Jeff Sessions warned Justice Department officials not to recoil from congressional demands for information about alleged wrongdoing. | Steve Helber/AP Photo
It is a little difficult to take Vox.com all that seriously. This, after all, is the outlet that wondered why we bother with time zones and claimed that there was a bridge going over Israel connecting Gaza and the West Bank…that the rascally Jews arbitrarily blocked just to inconvenience the hardworking Palestinians.
Hence our famous warning sign:
But when they get to the point of besh**ting themselves–and the madness spreads across the left-o-sphere–over some pending action by the administration, it is worth taking the time to read.
The fate of tens of thousands of immigrants’ court cases could rest in the hands of Attorney General Jeff Sessions.
That’s not a metaphor. Sessions has stepped into the immigration system in an unprecedented manner: giving himself and his office the ability to review, and rewrite, cases that could set precedents for a large share of the hundreds of thousands of immigrants with pending immigration court cases, not to mention all those who are arrested and put into the deportation process in future.
He’s doing this by taking cases from the Board of Immigration Appeals — the Justice Department agency that serves as a quasi-appellate body for immigration court cases — and referring them to himself to issue a decision instead.
To a lot of us on the right, this is a shock. This has become my image of Sessions:
The background is that immigration judges are Article II officials. That is, they are appointed by and respond to the executive branch. In the case of immigration judges, they are civil service hires in the Justice Department. Immigration judges have their performance standards set by DOJ (their quota is 700 cases/year with a max overturn rate of 15%). The final authority on immigration cases, acting as a one-man Supreme Court, is the Attorney General. He has the authority to rule on individual cases that he selects. The claim is that Sessions has picked a very small number of cases which, if reversed or overturned, will fundamentally change the immigration court system.
Can judges remove cases from the docket? In the case Sessions referred to himself in January, Matter of Castro-Tum, he asked the question of whether judges are allowed to use something called “administrative closure” — to remove a case from the docket, essentially hitting the pause button on it indefinitely.
If Sessions changes this, immigration judges will no longer have the authority to simply ignore a case in perpetuity.
Are victims of “private violence” eligible for asylum? In a March self-referral, Sessions asked whether a judge should be allowed to grant asylum to a domestic violence survivor because she was a victim of “private violence” — violence that wasn’t state-based. Theoretically, asylum is supposed to be available only for victims of certain types of persecution, but some judges have found that women in some countries who experience domestic violence are being persecuted for membership in the “social group” of being women.
His decision here will decide whether claiming domestic violence is sufficient grounds for asylum.
Can an immigration judge wait for an application to be approved? In his other March self-referral, Sessions appears to be taking aim at “continuances” — a practice of judges kicking the can down the road in a case by scheduling it for the next available court date sometime in the future (often several months) in order for something else to be prepared or resolved.
Another means used by some judges and lawyers to avoid ever having a decision in a case.
And there is more:
And Sessions isn’t simply planning to issue these rulings and walk away. His office is planning to give itself even wider power over the immigration court system.
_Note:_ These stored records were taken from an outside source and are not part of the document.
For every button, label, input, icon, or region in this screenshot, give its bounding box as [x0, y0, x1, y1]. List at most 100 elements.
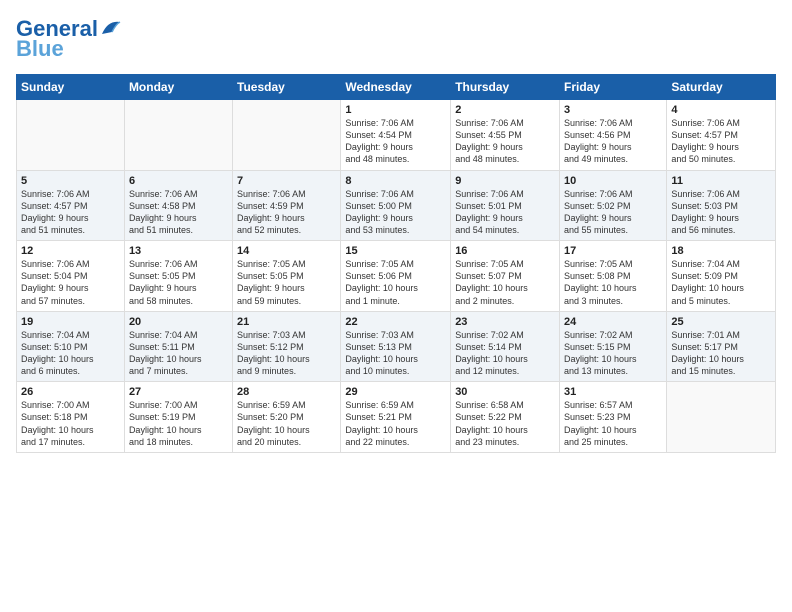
day-info: Sunrise: 7:02 AM Sunset: 5:15 PM Dayligh… — [564, 329, 662, 378]
day-info: Sunrise: 7:06 AM Sunset: 5:03 PM Dayligh… — [671, 188, 771, 237]
calendar-week-row: 5Sunrise: 7:06 AM Sunset: 4:57 PM Daylig… — [17, 170, 776, 241]
calendar-week-row: 12Sunrise: 7:06 AM Sunset: 5:04 PM Dayli… — [17, 241, 776, 312]
day-number: 31 — [564, 386, 662, 398]
day-number: 6 — [129, 175, 228, 187]
day-number: 30 — [455, 386, 555, 398]
day-info: Sunrise: 7:02 AM Sunset: 5:14 PM Dayligh… — [455, 329, 555, 378]
day-info: Sunrise: 6:58 AM Sunset: 5:22 PM Dayligh… — [455, 399, 555, 448]
day-number: 12 — [21, 245, 120, 257]
day-info: Sunrise: 7:06 AM Sunset: 4:55 PM Dayligh… — [455, 117, 555, 166]
weekday-header-thursday: Thursday — [451, 75, 560, 100]
day-info: Sunrise: 7:03 AM Sunset: 5:12 PM Dayligh… — [237, 329, 336, 378]
day-info: Sunrise: 6:59 AM Sunset: 5:20 PM Dayligh… — [237, 399, 336, 448]
calendar-table: SundayMondayTuesdayWednesdayThursdayFrid… — [16, 74, 776, 453]
weekday-header-wednesday: Wednesday — [341, 75, 451, 100]
day-number: 5 — [21, 175, 120, 187]
day-number: 14 — [237, 245, 336, 257]
calendar-day-cell: 11Sunrise: 7:06 AM Sunset: 5:03 PM Dayli… — [667, 170, 776, 241]
weekday-header-monday: Monday — [124, 75, 232, 100]
logo-blue: Blue — [16, 36, 64, 62]
day-info: Sunrise: 7:06 AM Sunset: 4:54 PM Dayligh… — [345, 117, 446, 166]
day-info: Sunrise: 7:06 AM Sunset: 4:58 PM Dayligh… — [129, 188, 228, 237]
day-number: 28 — [237, 386, 336, 398]
day-info: Sunrise: 7:06 AM Sunset: 4:57 PM Dayligh… — [671, 117, 771, 166]
calendar-day-cell: 31Sunrise: 6:57 AM Sunset: 5:23 PM Dayli… — [560, 382, 667, 453]
day-info: Sunrise: 7:03 AM Sunset: 5:13 PM Dayligh… — [345, 329, 446, 378]
calendar-week-row: 26Sunrise: 7:00 AM Sunset: 5:18 PM Dayli… — [17, 382, 776, 453]
day-info: Sunrise: 7:06 AM Sunset: 4:56 PM Dayligh… — [564, 117, 662, 166]
day-info: Sunrise: 7:06 AM Sunset: 5:01 PM Dayligh… — [455, 188, 555, 237]
calendar-day-cell — [233, 100, 341, 171]
day-info: Sunrise: 7:00 AM Sunset: 5:19 PM Dayligh… — [129, 399, 228, 448]
calendar-day-cell: 29Sunrise: 6:59 AM Sunset: 5:21 PM Dayli… — [341, 382, 451, 453]
day-number: 17 — [564, 245, 662, 257]
calendar-week-row: 1Sunrise: 7:06 AM Sunset: 4:54 PM Daylig… — [17, 100, 776, 171]
logo-bird-icon — [100, 18, 122, 36]
day-info: Sunrise: 7:06 AM Sunset: 5:00 PM Dayligh… — [345, 188, 446, 237]
day-info: Sunrise: 7:06 AM Sunset: 4:57 PM Dayligh… — [21, 188, 120, 237]
calendar-day-cell: 18Sunrise: 7:04 AM Sunset: 5:09 PM Dayli… — [667, 241, 776, 312]
weekday-header-friday: Friday — [560, 75, 667, 100]
day-number: 25 — [671, 316, 771, 328]
day-info: Sunrise: 7:04 AM Sunset: 5:09 PM Dayligh… — [671, 258, 771, 307]
calendar-day-cell: 10Sunrise: 7:06 AM Sunset: 5:02 PM Dayli… — [560, 170, 667, 241]
calendar-day-cell: 14Sunrise: 7:05 AM Sunset: 5:05 PM Dayli… — [233, 241, 341, 312]
day-number: 7 — [237, 175, 336, 187]
calendar-day-cell: 1Sunrise: 7:06 AM Sunset: 4:54 PM Daylig… — [341, 100, 451, 171]
calendar-day-cell — [17, 100, 125, 171]
day-info: Sunrise: 7:06 AM Sunset: 5:05 PM Dayligh… — [129, 258, 228, 307]
calendar-day-cell: 21Sunrise: 7:03 AM Sunset: 5:12 PM Dayli… — [233, 311, 341, 382]
calendar-day-cell: 16Sunrise: 7:05 AM Sunset: 5:07 PM Dayli… — [451, 241, 560, 312]
day-number: 15 — [345, 245, 446, 257]
calendar-day-cell: 28Sunrise: 6:59 AM Sunset: 5:20 PM Dayli… — [233, 382, 341, 453]
calendar-day-cell: 3Sunrise: 7:06 AM Sunset: 4:56 PM Daylig… — [560, 100, 667, 171]
day-info: Sunrise: 7:05 AM Sunset: 5:06 PM Dayligh… — [345, 258, 446, 307]
calendar-day-cell: 17Sunrise: 7:05 AM Sunset: 5:08 PM Dayli… — [560, 241, 667, 312]
day-number: 21 — [237, 316, 336, 328]
calendar-day-cell: 25Sunrise: 7:01 AM Sunset: 5:17 PM Dayli… — [667, 311, 776, 382]
calendar-day-cell — [667, 382, 776, 453]
day-number: 1 — [345, 104, 446, 116]
calendar-day-cell — [124, 100, 232, 171]
header: General Blue — [16, 16, 776, 62]
calendar-day-cell: 8Sunrise: 7:06 AM Sunset: 5:00 PM Daylig… — [341, 170, 451, 241]
day-number: 9 — [455, 175, 555, 187]
day-info: Sunrise: 7:05 AM Sunset: 5:08 PM Dayligh… — [564, 258, 662, 307]
calendar-day-cell: 23Sunrise: 7:02 AM Sunset: 5:14 PM Dayli… — [451, 311, 560, 382]
day-info: Sunrise: 7:04 AM Sunset: 5:10 PM Dayligh… — [21, 329, 120, 378]
day-number: 29 — [345, 386, 446, 398]
day-number: 16 — [455, 245, 555, 257]
day-number: 2 — [455, 104, 555, 116]
calendar-day-cell: 15Sunrise: 7:05 AM Sunset: 5:06 PM Dayli… — [341, 241, 451, 312]
day-number: 20 — [129, 316, 228, 328]
day-info: Sunrise: 7:05 AM Sunset: 5:07 PM Dayligh… — [455, 258, 555, 307]
day-number: 27 — [129, 386, 228, 398]
day-number: 23 — [455, 316, 555, 328]
calendar-day-cell: 9Sunrise: 7:06 AM Sunset: 5:01 PM Daylig… — [451, 170, 560, 241]
day-info: Sunrise: 6:59 AM Sunset: 5:21 PM Dayligh… — [345, 399, 446, 448]
day-info: Sunrise: 7:06 AM Sunset: 5:04 PM Dayligh… — [21, 258, 120, 307]
day-number: 11 — [671, 175, 771, 187]
day-number: 22 — [345, 316, 446, 328]
calendar-day-cell: 5Sunrise: 7:06 AM Sunset: 4:57 PM Daylig… — [17, 170, 125, 241]
calendar-day-cell: 12Sunrise: 7:06 AM Sunset: 5:04 PM Dayli… — [17, 241, 125, 312]
day-number: 3 — [564, 104, 662, 116]
calendar-day-cell: 7Sunrise: 7:06 AM Sunset: 4:59 PM Daylig… — [233, 170, 341, 241]
calendar-day-cell: 13Sunrise: 7:06 AM Sunset: 5:05 PM Dayli… — [124, 241, 232, 312]
day-info: Sunrise: 7:01 AM Sunset: 5:17 PM Dayligh… — [671, 329, 771, 378]
calendar-day-cell: 22Sunrise: 7:03 AM Sunset: 5:13 PM Dayli… — [341, 311, 451, 382]
calendar-week-row: 19Sunrise: 7:04 AM Sunset: 5:10 PM Dayli… — [17, 311, 776, 382]
day-info: Sunrise: 7:06 AM Sunset: 5:02 PM Dayligh… — [564, 188, 662, 237]
weekday-header-sunday: Sunday — [17, 75, 125, 100]
day-number: 19 — [21, 316, 120, 328]
logo: General Blue — [16, 16, 122, 62]
day-info: Sunrise: 6:57 AM Sunset: 5:23 PM Dayligh… — [564, 399, 662, 448]
day-number: 8 — [345, 175, 446, 187]
calendar-day-cell: 2Sunrise: 7:06 AM Sunset: 4:55 PM Daylig… — [451, 100, 560, 171]
day-number: 13 — [129, 245, 228, 257]
calendar-day-cell: 26Sunrise: 7:00 AM Sunset: 5:18 PM Dayli… — [17, 382, 125, 453]
day-number: 26 — [21, 386, 120, 398]
calendar-day-cell: 6Sunrise: 7:06 AM Sunset: 4:58 PM Daylig… — [124, 170, 232, 241]
weekday-header-saturday: Saturday — [667, 75, 776, 100]
calendar-day-cell: 24Sunrise: 7:02 AM Sunset: 5:15 PM Dayli… — [560, 311, 667, 382]
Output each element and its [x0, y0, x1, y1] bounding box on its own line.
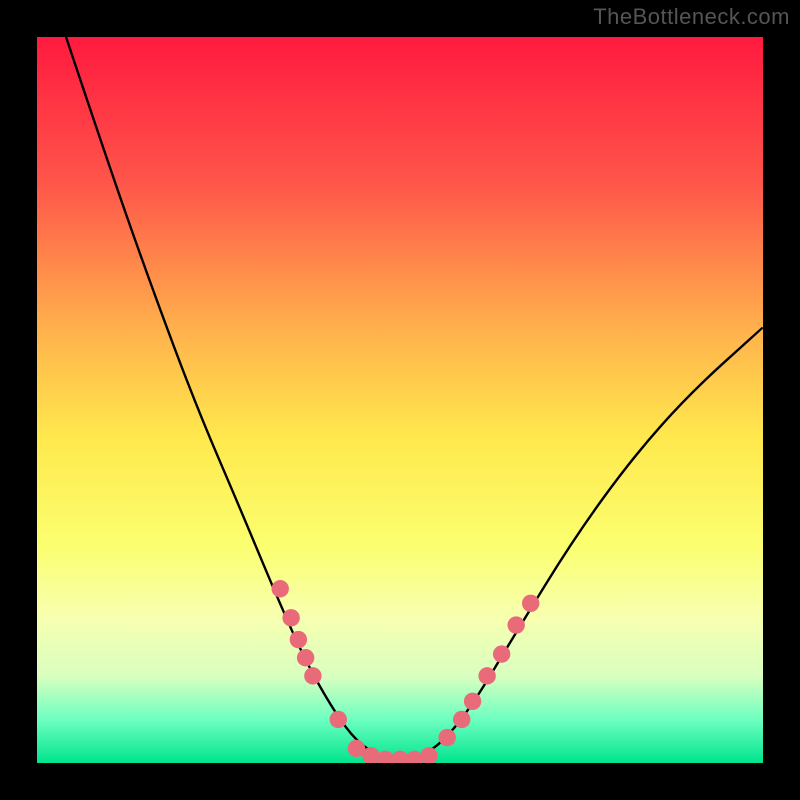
chart-frame: TheBottleneck.com [0, 0, 800, 800]
marker-dot [507, 616, 524, 633]
gradient-bg [37, 37, 763, 763]
marker-dot [438, 729, 455, 746]
marker-dot [282, 609, 299, 626]
marker-dot [478, 667, 495, 684]
watermark-text: TheBottleneck.com [593, 4, 790, 30]
marker-dot [522, 595, 539, 612]
marker-dot [453, 711, 470, 728]
marker-dot [297, 649, 314, 666]
marker-dot [304, 667, 321, 684]
marker-dot [271, 580, 288, 597]
chart-svg [37, 37, 763, 763]
marker-dot [493, 645, 510, 662]
plot-area [37, 37, 763, 763]
marker-dot [330, 711, 347, 728]
marker-dot [290, 631, 307, 648]
marker-dot [464, 693, 481, 710]
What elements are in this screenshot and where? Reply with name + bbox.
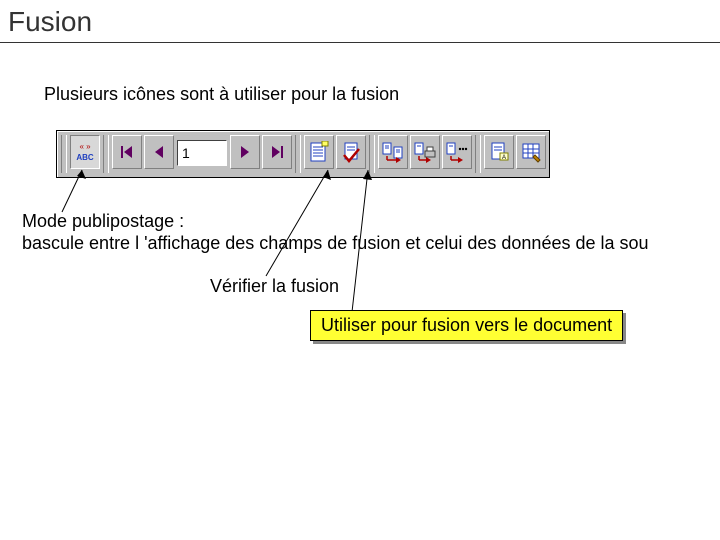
- toolbar-separator: [103, 135, 109, 173]
- toolbar-separator: [369, 135, 375, 173]
- title-rule: [0, 42, 720, 43]
- toolbar-separator: [61, 135, 67, 173]
- verify-fusion-text: Vérifier la fusion: [210, 276, 339, 297]
- page-title: Fusion: [8, 6, 92, 38]
- toolbar-separator: [295, 135, 301, 173]
- merge-options-icon: [446, 141, 468, 163]
- mode-publipostage-text: Mode publipostage : bascule entre l 'aff…: [22, 210, 649, 254]
- merge-options-button[interactable]: [442, 135, 472, 169]
- svg-text:A: A: [502, 155, 506, 161]
- svg-text:« »: « »: [79, 142, 91, 151]
- edit-data-source-icon: [521, 141, 541, 163]
- next-record-button[interactable]: [230, 135, 260, 169]
- abc-toggle-icon: « » ABC: [74, 140, 96, 164]
- merge-to-printer-button[interactable]: [410, 135, 440, 169]
- find-record-button[interactable]: A: [484, 135, 514, 169]
- last-record-button[interactable]: [262, 135, 292, 169]
- merge-to-document-button[interactable]: [378, 135, 408, 169]
- svg-text:ABC: ABC: [76, 153, 94, 162]
- mail-merge-toolbar: « » ABC 1: [56, 130, 550, 178]
- toolbar-separator: [475, 135, 481, 173]
- record-number-input[interactable]: 1: [177, 140, 227, 166]
- last-record-icon: [269, 144, 285, 160]
- mail-merge-helper-button[interactable]: [304, 135, 334, 169]
- edit-data-source-button[interactable]: [516, 135, 546, 169]
- find-record-icon: A: [489, 141, 509, 163]
- merge-to-doc-icon: [382, 141, 404, 163]
- check-errors-button[interactable]: [336, 135, 366, 169]
- toolbar-frame: « » ABC 1: [56, 130, 550, 178]
- first-record-button[interactable]: [112, 135, 142, 169]
- prev-record-button[interactable]: [144, 135, 174, 169]
- use-for-merge-callout: Utiliser pour fusion vers le document: [310, 310, 623, 341]
- intro-text: Plusieurs icônes sont à utiliser pour la…: [44, 84, 399, 105]
- check-merge-icon: [341, 141, 361, 163]
- mail-merge-source-icon: [309, 141, 329, 163]
- callout-lines: [0, 0, 720, 540]
- prev-record-icon: [152, 144, 166, 160]
- view-merged-data-button[interactable]: « » ABC: [70, 135, 100, 169]
- next-record-icon: [238, 144, 252, 160]
- merge-to-printer-icon: [414, 141, 436, 163]
- first-record-icon: [119, 144, 135, 160]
A notice published as part of the department’s spring 2018 regulatory agenda says, “The Department of Justice (DOJ) proposes to change the circumstances in which the Attorney General may refer cases to himself for review. Such case types will include those pending before the Board of Immigration Appeals (BIA) but not yet decided and certain immigration judge decisions regardless of whether those decisions have been appealed to the BIA.”
In other words, even when a DOJ judge makes a ruling in an immigrant’s favor and ICE prosecutors don’t try to appeal the ruling, the attorney general’s office could sweep in and overrule the judge.
Sessions just made a rule saying he will be the Ultimate Arbiter of ANY IMMIGRATION CASE whether appealed to the Board of Immigration Appeals or not, whether adjudged or not. @NILC_org @ImmCivilRights @MatthewHoppock @DOJ_EOIR @ALT_uscis @AltNatSecAgency @brooklynmarie pic.twitter.com/Lw6GBIwML5
— ⛓ Susan Pai and Allies ⛓ (@susanpai) May 14, 2018
If all this is true, the immigration adjudication process is about to become a lot more stringent and expeditious. Does it go too far? I don’t know. The proof of the pudding, as they say, is in the eating. But right now the susceptibility of the immigration system to being gamed is not serving us well.